Yüksek Yargı mensupları bir ülkenin en onurlu, en saygı değer şahsiyetleri olmak mecburiyetindeler. Hukuka ve Hukukçuya güven bunalımının doğmaması için bu makamlara yükselmiş insanların demokrasi ahlakları tam olması gerekiyor. Demokrasinin özünü kavramayan, hukuk bilinci ve hukuk felsefesi teknik bakımdan ileri gitmeyenlerin bu makamlara gelmesi, ülke demokrasisi için büyük sorun teşkil etmektedir.
9- Mustafa Lortoğlu : Bu durum geleneksel bir hal aldı. Neredeyse on yılda bir cumhuriyeti cumhurdan korumak için askeri müdahalede bulunuldu.
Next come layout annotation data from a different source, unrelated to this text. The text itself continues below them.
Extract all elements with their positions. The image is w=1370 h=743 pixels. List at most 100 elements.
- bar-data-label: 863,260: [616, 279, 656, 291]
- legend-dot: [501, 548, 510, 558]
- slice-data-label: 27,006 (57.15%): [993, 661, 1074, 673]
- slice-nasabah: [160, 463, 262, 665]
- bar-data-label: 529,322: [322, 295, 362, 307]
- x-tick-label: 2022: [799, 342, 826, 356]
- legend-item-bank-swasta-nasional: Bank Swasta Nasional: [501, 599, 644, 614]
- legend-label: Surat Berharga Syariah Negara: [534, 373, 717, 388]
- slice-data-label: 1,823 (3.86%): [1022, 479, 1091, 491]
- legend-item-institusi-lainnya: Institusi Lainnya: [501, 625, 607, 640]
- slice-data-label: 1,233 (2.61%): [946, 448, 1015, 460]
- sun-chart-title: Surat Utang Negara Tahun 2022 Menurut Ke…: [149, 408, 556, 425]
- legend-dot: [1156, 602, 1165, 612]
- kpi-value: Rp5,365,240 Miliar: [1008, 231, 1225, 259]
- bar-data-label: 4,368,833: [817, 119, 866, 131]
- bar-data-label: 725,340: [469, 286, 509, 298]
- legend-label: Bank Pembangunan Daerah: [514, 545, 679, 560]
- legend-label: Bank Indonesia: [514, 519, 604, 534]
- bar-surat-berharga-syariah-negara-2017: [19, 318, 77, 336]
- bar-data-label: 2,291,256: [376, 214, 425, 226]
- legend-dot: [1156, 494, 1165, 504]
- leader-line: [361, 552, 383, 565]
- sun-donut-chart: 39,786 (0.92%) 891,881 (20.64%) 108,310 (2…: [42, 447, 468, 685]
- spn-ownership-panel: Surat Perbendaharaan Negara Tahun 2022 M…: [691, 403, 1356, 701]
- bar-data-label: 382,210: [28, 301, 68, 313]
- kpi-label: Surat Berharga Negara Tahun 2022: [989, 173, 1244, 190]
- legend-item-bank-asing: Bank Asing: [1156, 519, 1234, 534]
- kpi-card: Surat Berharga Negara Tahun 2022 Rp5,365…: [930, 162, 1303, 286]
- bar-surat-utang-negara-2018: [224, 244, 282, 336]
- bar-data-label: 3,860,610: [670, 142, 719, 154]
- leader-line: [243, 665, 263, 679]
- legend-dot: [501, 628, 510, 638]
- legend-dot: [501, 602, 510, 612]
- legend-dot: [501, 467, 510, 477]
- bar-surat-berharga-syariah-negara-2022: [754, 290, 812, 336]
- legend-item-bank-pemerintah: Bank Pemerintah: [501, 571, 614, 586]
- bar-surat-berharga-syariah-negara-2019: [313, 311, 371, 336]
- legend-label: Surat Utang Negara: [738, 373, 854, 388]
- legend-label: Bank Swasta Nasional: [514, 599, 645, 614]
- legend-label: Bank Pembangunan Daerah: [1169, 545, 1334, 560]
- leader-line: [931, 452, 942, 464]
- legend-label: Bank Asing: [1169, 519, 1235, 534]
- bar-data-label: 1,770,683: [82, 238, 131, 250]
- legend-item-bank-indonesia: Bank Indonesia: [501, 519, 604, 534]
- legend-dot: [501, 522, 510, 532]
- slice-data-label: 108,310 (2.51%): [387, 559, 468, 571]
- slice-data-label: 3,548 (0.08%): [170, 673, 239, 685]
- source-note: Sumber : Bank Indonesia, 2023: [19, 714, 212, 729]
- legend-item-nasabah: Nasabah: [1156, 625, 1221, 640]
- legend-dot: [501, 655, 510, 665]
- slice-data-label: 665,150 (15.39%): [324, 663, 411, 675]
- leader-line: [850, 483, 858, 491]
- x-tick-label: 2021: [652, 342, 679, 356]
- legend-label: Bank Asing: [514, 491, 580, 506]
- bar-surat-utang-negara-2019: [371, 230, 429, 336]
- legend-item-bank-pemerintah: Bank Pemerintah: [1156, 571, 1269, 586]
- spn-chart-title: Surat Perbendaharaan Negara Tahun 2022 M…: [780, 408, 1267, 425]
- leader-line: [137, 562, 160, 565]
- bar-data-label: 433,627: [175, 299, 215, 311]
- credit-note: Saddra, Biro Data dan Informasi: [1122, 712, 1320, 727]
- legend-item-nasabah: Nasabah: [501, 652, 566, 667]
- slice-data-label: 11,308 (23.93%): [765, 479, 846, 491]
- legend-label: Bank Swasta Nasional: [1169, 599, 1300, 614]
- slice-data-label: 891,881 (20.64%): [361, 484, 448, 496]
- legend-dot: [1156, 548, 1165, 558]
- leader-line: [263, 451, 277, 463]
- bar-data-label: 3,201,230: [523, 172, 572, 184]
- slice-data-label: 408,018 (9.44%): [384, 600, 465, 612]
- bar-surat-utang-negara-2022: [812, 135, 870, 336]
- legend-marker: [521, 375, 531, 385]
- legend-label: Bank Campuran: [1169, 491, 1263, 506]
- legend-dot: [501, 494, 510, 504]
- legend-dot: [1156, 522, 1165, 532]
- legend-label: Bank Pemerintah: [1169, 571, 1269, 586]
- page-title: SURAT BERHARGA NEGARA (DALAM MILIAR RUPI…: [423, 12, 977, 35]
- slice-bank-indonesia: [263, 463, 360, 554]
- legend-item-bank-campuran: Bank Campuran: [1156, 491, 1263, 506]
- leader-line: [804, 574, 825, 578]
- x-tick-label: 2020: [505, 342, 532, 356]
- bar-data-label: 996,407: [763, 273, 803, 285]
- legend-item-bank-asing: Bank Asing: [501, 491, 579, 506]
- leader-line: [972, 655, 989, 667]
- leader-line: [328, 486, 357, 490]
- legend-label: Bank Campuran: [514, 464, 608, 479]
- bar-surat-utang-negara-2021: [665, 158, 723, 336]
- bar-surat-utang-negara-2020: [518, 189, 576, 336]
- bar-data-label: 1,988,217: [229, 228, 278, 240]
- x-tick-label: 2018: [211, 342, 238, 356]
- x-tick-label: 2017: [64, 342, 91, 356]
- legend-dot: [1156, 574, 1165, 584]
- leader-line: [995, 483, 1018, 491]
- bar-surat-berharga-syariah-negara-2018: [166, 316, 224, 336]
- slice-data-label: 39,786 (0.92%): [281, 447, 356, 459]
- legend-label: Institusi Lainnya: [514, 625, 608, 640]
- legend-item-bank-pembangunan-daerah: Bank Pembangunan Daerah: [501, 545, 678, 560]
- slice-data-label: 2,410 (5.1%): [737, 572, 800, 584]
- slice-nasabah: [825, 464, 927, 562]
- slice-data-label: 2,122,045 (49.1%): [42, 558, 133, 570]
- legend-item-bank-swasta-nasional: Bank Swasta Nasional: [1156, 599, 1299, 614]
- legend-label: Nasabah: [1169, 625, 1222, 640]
Açık askeri müdahaleler 12 Eylüle kadar sürdü. "İrtica" ve "bölücülüğün" tekrar hortladığı ve cumhuriyetin temel dayanaklarına yönelik tehditlerin artığı 28 Şubatta tekrar darbe yapmanın gereği ortaya çıktı. Dünya şartları ve bölge konjonktürü açık askeri müdahaleye izin vermiyordu. Darbe geleneği şekil değiştirdi. Modernleşen dünya ile beraber darbe de post modern oldu. Darbe geleneği 28 Şubat post modern müdahalesiyle sürdü.
10- İbrahim Söğüt : Ordu ve yargı bence bir kıskaç halindedir.şöyle ki ordu yargıyı etkiliyor yargı ise ordunun etkisi altında bu ikilemi en son HSYK Ve Erzincan ve Erzurum olaylarında yaşanılanlar gösterdi.Onun için sivil bir anayasaya ihtiyaç vardır diye düşünüyorum.